London Bridge

In the summer of 1263, a populist reformer named Simon de Montfort led an armed uprising against King Henry III and Queen Eleanor of Provence. As his troops approached London, de Montfort’s supporters went on a rampage in the capital. They targeted ministers, officials, foreigners. As the most visible foreigner in the realm, the queen was singled out as the cause of all the trouble. The violence grew so threatening that Henry and Eleanor decided she would be safer upriver at Windsor.

The craft she boarded at Tower wharf headed in the direction of London Bridge. Back when she first came to London, in 1236, Eleanor was welcomed with a glittering parade. Now, as her boat approached London Bridge, a crowd on it pelted her and the oarsmen with stones and rubbish, calling her a whore and other bits of invective. The mayor of London supported the insurrection, but understood that if the queen went down to the bottom of the Thames, his head would soon follow. He intervened with his militia and conveyed her to the safety of St Paul’s.

The attack on the queen shocked Europe. Her husband, always forgiving of his political opponents, would make them pay when the time came, but it was their son Edward who struck first. During the war raging outside the capital, he found himself facing troops recruited in London, many of them unarmed street dwellers. He and his knights mowed them down with extreme malice, but in doing so, he left the battlefield. His desire for vengeance gave de Montfort the opening he needed to win the war.

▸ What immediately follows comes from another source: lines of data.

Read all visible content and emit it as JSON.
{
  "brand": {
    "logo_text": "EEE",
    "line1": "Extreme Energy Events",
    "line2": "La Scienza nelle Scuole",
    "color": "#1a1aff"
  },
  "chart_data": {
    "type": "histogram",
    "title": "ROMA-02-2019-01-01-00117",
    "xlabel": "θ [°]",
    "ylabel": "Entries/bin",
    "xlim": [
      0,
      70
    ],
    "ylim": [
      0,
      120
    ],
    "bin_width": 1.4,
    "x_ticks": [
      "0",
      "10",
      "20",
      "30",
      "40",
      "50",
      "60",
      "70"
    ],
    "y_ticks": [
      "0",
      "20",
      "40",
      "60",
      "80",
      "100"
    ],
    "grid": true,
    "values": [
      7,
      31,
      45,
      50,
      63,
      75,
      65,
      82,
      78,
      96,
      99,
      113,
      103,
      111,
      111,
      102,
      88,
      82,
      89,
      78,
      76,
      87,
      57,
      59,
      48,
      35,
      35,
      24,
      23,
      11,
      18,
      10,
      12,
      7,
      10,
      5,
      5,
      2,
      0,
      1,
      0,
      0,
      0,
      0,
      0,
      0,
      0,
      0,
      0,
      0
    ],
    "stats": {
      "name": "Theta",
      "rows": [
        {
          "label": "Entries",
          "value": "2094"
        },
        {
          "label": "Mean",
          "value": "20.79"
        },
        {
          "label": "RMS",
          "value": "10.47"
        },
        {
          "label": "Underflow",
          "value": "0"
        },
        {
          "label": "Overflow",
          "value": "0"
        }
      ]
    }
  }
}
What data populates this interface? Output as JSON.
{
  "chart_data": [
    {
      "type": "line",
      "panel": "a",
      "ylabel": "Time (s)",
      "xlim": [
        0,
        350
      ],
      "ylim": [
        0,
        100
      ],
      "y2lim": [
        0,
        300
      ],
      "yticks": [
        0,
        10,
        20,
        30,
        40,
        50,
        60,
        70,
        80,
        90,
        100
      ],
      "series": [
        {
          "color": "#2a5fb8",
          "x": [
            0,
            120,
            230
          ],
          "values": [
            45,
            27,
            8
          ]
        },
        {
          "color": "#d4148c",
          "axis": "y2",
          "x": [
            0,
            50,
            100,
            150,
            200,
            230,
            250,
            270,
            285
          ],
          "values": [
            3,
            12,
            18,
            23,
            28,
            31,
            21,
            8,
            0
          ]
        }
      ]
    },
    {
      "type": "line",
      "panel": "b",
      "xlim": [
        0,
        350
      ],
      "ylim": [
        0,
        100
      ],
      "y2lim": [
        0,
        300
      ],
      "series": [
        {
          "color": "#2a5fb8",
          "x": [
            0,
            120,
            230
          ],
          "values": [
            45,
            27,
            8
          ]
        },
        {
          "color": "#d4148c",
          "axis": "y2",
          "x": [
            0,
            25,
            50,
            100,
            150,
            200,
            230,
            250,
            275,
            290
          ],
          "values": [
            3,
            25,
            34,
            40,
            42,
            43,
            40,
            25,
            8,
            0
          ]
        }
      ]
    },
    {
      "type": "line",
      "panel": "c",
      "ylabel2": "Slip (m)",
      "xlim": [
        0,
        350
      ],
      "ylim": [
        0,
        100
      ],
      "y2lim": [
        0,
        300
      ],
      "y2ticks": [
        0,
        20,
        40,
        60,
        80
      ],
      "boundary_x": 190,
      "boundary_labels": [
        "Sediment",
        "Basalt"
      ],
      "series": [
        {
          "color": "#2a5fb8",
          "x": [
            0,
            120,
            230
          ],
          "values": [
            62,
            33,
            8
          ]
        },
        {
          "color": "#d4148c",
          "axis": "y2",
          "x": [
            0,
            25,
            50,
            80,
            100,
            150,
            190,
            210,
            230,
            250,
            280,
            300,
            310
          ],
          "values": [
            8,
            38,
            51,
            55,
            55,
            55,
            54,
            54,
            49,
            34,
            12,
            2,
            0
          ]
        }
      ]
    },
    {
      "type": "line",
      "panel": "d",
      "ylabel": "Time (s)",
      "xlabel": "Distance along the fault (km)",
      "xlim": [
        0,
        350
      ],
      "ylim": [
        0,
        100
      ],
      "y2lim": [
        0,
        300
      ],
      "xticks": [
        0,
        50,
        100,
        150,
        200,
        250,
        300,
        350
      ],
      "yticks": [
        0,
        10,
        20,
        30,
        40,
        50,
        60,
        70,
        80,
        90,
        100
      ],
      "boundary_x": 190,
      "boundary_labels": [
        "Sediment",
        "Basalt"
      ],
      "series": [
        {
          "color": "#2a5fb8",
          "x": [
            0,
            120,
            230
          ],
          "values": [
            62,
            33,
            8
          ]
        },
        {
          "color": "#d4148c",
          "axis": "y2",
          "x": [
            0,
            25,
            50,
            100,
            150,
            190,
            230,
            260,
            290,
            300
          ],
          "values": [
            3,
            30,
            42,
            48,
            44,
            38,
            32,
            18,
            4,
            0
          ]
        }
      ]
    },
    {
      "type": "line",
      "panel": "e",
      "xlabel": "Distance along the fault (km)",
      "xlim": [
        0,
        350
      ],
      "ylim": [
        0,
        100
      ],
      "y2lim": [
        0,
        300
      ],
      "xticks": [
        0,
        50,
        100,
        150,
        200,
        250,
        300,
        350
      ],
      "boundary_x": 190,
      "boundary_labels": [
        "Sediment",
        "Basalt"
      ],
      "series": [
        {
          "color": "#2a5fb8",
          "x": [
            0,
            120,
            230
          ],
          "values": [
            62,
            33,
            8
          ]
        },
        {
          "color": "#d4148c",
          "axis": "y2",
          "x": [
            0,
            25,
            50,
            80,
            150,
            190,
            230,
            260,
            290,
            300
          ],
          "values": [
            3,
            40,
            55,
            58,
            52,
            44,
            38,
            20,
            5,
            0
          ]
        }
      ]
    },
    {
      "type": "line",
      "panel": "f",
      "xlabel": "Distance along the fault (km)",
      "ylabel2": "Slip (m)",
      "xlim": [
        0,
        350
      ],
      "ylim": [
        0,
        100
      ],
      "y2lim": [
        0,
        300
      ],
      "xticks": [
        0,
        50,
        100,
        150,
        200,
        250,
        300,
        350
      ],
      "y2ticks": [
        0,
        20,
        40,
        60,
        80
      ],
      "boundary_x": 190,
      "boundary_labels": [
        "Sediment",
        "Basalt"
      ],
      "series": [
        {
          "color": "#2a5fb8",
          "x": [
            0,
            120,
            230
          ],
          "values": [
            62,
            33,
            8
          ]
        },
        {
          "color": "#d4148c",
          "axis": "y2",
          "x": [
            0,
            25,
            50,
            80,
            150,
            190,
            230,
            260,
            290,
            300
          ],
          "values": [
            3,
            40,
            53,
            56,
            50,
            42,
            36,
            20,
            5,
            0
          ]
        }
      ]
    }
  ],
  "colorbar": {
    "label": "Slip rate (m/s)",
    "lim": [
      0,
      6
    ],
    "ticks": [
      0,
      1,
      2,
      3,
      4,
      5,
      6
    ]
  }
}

For the next year the royal family were captives of his regime. Eleanor was in France at the time and did not return until de Montfort had been defeated and killed and his supporters disinherited. In the most symbolic act of his harsh measures, the king gave control over London Bridge to his wife. The queen was now master of one of the most vital links in the realm. For the next five years, she collected rents and tolls from the bridge but put none of that money into repairs, despite pleas from city officials.

Eleanor of Provence became the proverbial My Fair Lady of ‘London Bridge is falling down’. She had proved a capable and generous ruler in the past – indeed, she was the first woman ever to convene parliament – but the attack on the capital and her personally had left her shaken and vindictive, and she was quite willing to risk irreparable harm just to have her revenge. Timeless human folly, it seems.